Video games are very difficult to make. Any developer can talk at length about the myriad of challenges they faced when making a game, but usually, by the time a game is released, it is in a state where the majority of it works. Sure, we have some necessary bug fixes and the always infamous day one patch, but most major glitches have been found and fixed by the time it gets to your console.
That said, the larger a game, the harder it is to find certain glitches. Sometimes, something small can slip through the cracks, like this glitch in Elden Ring that fans have recently discovered. There is a random wall that, when players approach, they will start getting poisoned, but if they step away from the wall, the poison effect will go away. Most players couldn’t figure out why this was happening beyond “well it’s a glitch,” but one game hacker managed to actually find the core of the issue. Zullie the Witch, a hacker and modder of From Software games, dove into the game’s code and explained why this glitched out wall is different from how poisoning usually works and what likely happened to cause this glitch. (H/t Kotaku).

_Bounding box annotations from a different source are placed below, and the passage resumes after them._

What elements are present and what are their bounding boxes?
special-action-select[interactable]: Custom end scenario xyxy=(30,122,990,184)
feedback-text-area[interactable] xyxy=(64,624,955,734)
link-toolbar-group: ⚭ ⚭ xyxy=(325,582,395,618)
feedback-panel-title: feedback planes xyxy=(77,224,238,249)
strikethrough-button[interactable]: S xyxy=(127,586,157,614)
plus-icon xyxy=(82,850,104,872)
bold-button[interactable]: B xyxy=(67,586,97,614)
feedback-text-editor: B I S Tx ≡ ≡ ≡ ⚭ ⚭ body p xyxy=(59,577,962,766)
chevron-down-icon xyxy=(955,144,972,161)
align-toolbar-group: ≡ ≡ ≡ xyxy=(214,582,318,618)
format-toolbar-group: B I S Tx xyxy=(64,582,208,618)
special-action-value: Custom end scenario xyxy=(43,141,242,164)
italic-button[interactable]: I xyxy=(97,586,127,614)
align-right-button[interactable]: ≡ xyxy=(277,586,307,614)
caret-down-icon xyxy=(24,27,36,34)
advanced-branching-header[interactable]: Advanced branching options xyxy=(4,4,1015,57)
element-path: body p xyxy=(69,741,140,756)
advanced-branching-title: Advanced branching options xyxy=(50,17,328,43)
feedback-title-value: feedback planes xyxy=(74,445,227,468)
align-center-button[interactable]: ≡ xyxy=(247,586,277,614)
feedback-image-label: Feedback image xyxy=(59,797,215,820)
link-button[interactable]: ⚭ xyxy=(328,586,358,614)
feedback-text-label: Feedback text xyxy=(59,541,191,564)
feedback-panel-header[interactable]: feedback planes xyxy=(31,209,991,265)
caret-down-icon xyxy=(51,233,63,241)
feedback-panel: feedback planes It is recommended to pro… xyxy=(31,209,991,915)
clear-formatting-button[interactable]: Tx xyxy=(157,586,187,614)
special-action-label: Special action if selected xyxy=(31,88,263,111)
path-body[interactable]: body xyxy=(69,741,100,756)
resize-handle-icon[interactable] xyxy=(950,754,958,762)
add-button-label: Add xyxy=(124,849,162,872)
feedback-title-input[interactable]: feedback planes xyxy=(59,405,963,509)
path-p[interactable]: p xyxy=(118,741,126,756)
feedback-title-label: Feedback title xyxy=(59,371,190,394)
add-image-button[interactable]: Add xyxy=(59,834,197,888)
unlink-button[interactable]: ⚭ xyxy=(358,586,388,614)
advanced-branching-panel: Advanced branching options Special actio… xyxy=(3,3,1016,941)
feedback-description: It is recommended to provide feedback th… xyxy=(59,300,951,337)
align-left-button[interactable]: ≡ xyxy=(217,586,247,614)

So, it turns out that the entire reason this one random wall spot can poison players is nothing more than a typo or misplaced label when assigning the wall a material code. It sounds simple when it’s laid out like this in such simple terms, but it makes total sense why a glitch like this would happen. Elden Ring is a massive game with a huge world to explore. Something being labeled wrong like this would far more noticeable in a place like the tutorial area at the start, or maybe one of the game’s many boss encounters, but by a random cliffside that most players would walk by without a second thought?
That is far more difficult for QA testers and developers to find until hundreds of thousands of people are released into the world. Thankfully, as Zullie the Witch explained, this glitch sounds like an easy fix and will hopefully be patched out sooner rather than later.